Online, people shared story after story in the wake of the latest suicide, describing forms of shaming – ranging from class banishment, to being told to kill themselves or forced to prostrate before their patients.
“It’s a very common practice,” Amarase said. “A lot of people believe it is a good way to make their students or juniors learn quickly.”
Another doctor from the northeast, who asked not to be named for fear of professional backlash, explained how she was demeaned as a student.
“Very few [professors] were patient when we didn’t know something. Some of my friends were very stressed and had to take medication for depression,” she said. “Once I was on call the whole night and had very little time to prepare for my assignment. A professor told me off [in the middle of a patient ward] and said ‘As a doctor, you can’t use such an excuse.’”
But one comment in particular struck a blow to her morale and sank her into depression.
“I joined a ward round with some junior students. A professor asked me a question, and I couldn’t answer. I was badly scolded. A really sad thing was when the professor said ‘No one wants an incompetent doctor. If I were a patient I would not pick you.’ I cried in front of everyone,” she said.
“After that, when I attended any big conference, the same professor would humiliate me,” she continued. “Gradually, I could no longer manage my emotions. I was very stressed. I love food, but I couldn’t eat back then. … I tried exercising, talking to my friends. It didn’t help.”
She eventually had to take a long leave to deal with her symptoms.
When it comes to the education system, Chatchawan Sompeewong, former director of Prapokklao Hospital’s Education Center, said too many subjects have been crammed into curriculums, making it very difficult for students to manage.
“When people have new ideas, including policies from the health ministry, they’ll keep throwing subjects in one after the other,” he said. “Sometimes high level officials can be too gullible and want to do everything in-trend, but not all are practical.
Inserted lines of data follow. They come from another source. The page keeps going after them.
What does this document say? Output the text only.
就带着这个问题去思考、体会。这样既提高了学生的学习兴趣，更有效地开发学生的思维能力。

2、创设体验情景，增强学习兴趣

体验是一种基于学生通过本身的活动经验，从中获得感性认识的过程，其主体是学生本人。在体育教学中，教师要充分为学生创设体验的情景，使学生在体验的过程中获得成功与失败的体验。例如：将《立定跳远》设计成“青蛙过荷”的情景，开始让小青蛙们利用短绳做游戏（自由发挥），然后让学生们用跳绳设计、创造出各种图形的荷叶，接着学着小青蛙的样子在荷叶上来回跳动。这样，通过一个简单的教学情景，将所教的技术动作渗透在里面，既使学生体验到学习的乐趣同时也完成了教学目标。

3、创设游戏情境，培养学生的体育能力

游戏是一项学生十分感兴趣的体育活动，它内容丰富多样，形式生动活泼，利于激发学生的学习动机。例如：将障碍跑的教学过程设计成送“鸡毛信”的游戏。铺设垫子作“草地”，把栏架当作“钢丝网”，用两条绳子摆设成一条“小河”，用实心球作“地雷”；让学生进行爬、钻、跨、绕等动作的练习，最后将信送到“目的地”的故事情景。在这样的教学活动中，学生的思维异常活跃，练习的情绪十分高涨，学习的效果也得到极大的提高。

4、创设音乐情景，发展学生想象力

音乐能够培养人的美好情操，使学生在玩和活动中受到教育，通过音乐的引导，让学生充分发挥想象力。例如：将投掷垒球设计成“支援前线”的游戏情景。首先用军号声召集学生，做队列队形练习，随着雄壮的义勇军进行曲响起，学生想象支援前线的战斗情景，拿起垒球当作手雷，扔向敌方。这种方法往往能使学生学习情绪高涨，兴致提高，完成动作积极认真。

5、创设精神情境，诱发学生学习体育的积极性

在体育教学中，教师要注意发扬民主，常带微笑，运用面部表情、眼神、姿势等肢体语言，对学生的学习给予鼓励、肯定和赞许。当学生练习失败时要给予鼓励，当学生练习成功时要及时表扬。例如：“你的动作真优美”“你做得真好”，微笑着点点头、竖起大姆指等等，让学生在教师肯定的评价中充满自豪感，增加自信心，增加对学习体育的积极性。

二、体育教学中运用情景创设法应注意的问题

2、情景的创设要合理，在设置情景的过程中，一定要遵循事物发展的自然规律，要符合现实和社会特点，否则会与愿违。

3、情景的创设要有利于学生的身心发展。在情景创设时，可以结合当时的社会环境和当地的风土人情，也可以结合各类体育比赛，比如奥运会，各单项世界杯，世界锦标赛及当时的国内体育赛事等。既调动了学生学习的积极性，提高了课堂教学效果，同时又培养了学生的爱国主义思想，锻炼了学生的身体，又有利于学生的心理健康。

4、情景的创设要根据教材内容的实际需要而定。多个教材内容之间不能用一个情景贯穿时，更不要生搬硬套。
The students are the one that have to take it all, and that can be very confusing.”
He also acknowledged that “some specialists” who’ve gone into teaching establish unreachable standards for young undergraduates – pushing them to learn excessively under too much tension.
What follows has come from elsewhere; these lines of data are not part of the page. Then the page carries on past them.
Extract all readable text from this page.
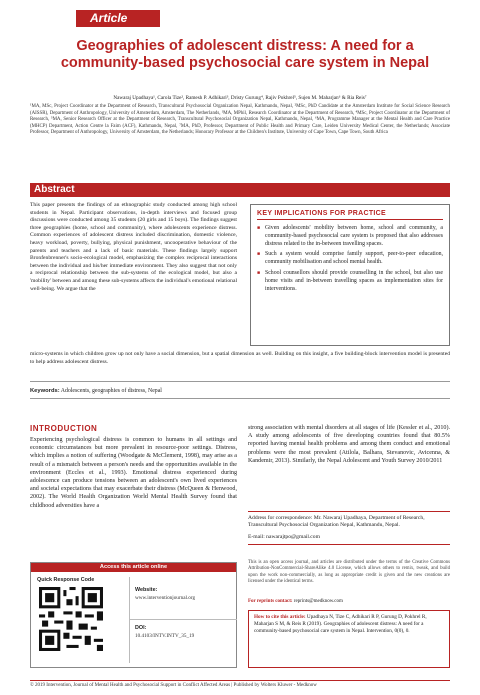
Article
Geographies of adolescent distress: A need for a
community-based psychosocial care system in Nepal
Nawaraj Upadhaya¹, Carola Tize², Ramesh P. Adhikari³, Dristy Gurung⁴, Rajiv Pokhrel⁵, Sujen M. Maharjan⁶ & Ria Reis⁷
¹MA, MSc, Project Coordinator at the Department of Research, Transcultural Psychosocial Organization Nepal, Kathmandu, Nepal, ²MSc, PhD Candidate at the Amsterdam Institute for Social Science Research (AISSR), Department of Anthropology, University of Amsterdam, Amsterdam, The Netherlands, ³MA, MPhil, Research Coordinator at the Department of Research, ⁴MSc, Project Coordinator at the Department of Research, ⁵MA, Senior Research Officer at the Department of Research, Transcultural Psychosocial Organization Nepal, Kathmandu, Nepal, ⁶MA, Programme Manager at the Mental Health and Care Practice (MHCP) Department, Action Centre la Faim (ACF), Kathmandu, Nepal, ⁷MA, PhD, Professor, Department of Public Health and Primary Care, Leiden University Medical Center, the Netherlands; Associate Professor, Department of Anthropology, University of Amsterdam, the Netherlands; Honorary Professor at the Children's Institute, University of Cape Town, Cape Town, South Africa
Abstract
This paper presents the findings of an ethnographic study conducted among high school students in Nepal. Participant observations, in-depth interviews and focused group discussions were conducted among 35 students (20 girls and 15 boys). The findings suggest three geographies (home, school and community), where adolescents experience distress. Common experiences of adolescent distress included discrimination, domestic violence, heavy workload, poverty, bullying, physical punishment, uncooperative behaviour of the parents and teachers and a lack of basic materials. These findings largely support Bronfenbrenner's socio-ecological model, emphasizing the complex reciprocal interactions between the individual and his/her immediate environment. They also suggest that not only a reciprocal relationship between the sub-systems of the ecological model, but also a 'mobility' between and among these sub-systems affects the individual's emotional relational well-being. We argue that the
KEY IMPLICATIONS FOR PRACTICE
■ Given adolescents' mobility between home, school and community, a community-based psychosocial care system is proposed that also addresses distress related to the in-between travelling spaces.
■ Such a system would comprise family support, peer-to-peer education, community mobilisation and school mental health.
■ School counsellors should provide counselling in the school, but also use home visits and in-between travelling spaces as implementation sites for interventions.
micro-systems in which children grow up not only have a social dimension, but a spatial dimension as well. Building on this insight, a five building-block intervention model is presented to help address adolescent distress.
Keywords: Adolescents, geographies of distress, Nepal
INTRODUCTION
Experiencing psychological distress is common to humans in all settings and economic circumstances but more prevalent in resource-poor settings. Distress, which implies a notion of suffering (Woodgate & McClement, 1998), may arise as a result of a mismatch between a person's needs and the opportunities available in the environment (Eccles et al., 1993). Emotional distress experienced during adolescence can produce tensions between an adolescent's own lived experiences and societal expectations that may exacerbate their distress (McQueen & Henwood, 2002). The World Health Organization World Mental Health Survey found that childhood adversities have a
strong association with mental disorders at all stages of life (Kessler et al., 2010). A study among adolescents of five developing countries found that 80.5% reported having mental health problems and among them conduct and emotional problems were the most prevalent (Atilola, Balhara, Stevanovic, Avicenna, & Kandemir, 2013). Similarly, the Nepal Adolescent and Youth Survey 2010/2011
Address for correspondence: Mr. Nawaraj Upadhaya, Department of Research, Transcultural Psychosocial Organization Nepal, Kathmandu, Nepal.
E-mail: nawarajtpo@gmail.com
This is an open access journal, and articles are distributed under the terms of the Creative Commons Attribution-NonCommercial-ShareAlike 4.0 License, which allows others to remix, tweak, and build upon the work non-commercially, as long as appropriate credit is given and the new creations are licensed under the identical terms.
For reprints contact: reprints@medknow.com
How to cite this article: Upadhaya N, Tize C, Adhikari R P, Gurung D, Pokhrel R, Maharjan S M, & Reis R (2019). Geographies of adolescent distress: A need for a community-based psychosocial care system in Nepal. Intervention, 0(0), 0.
Access this article online
Quick Response Code
Website:
www.interventionjournal.org
DOI:
10.4103/INTV.INTV_35_19
© 2019 Intervention, Journal of Mental Health and Psychosocial Support in Conflict Affected Areas | Published by Wolters Kluwer - Medknow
But most students can cope with it, Chatchawan added. Although the academics and routine verbal attacks can create a highly stressful environment, he said very few students are troubled.
It also “depends on their personalities and how they were raised,” he said.
Several international studies have found alarming trends in medical student mental health. A 2016 US study found medical students in 47 countries are two to five times as likely to suffer from depression than other people, while a 2018 report from the European Psychiatric Association found 46 percent of students exhibit signs of burnout before they even begin their residencies, mainly due to emotional exhaustion.
Amarase, now in his residency, has found his associates suffering from depression “every now and then.” He admitted to perpetuating kin hua himself.
“I’ve seen it so regularly that it was normal to me, so when I was a mentor, I did it to my juniors too,” he said. “It is not a necessary thing to do at all.”
He stopped after realizing how it could affect those whose heads are on the menu.
“I learned how bad it can make people feel. There’re ways to teach without traumatizing anyone. We must not make them feel terrible about themselves or look bad to others,” Amarase said. “Ideally, we have to be able to control our impulses. If you lose it and start berating people, you can’t really call yourself a professional.”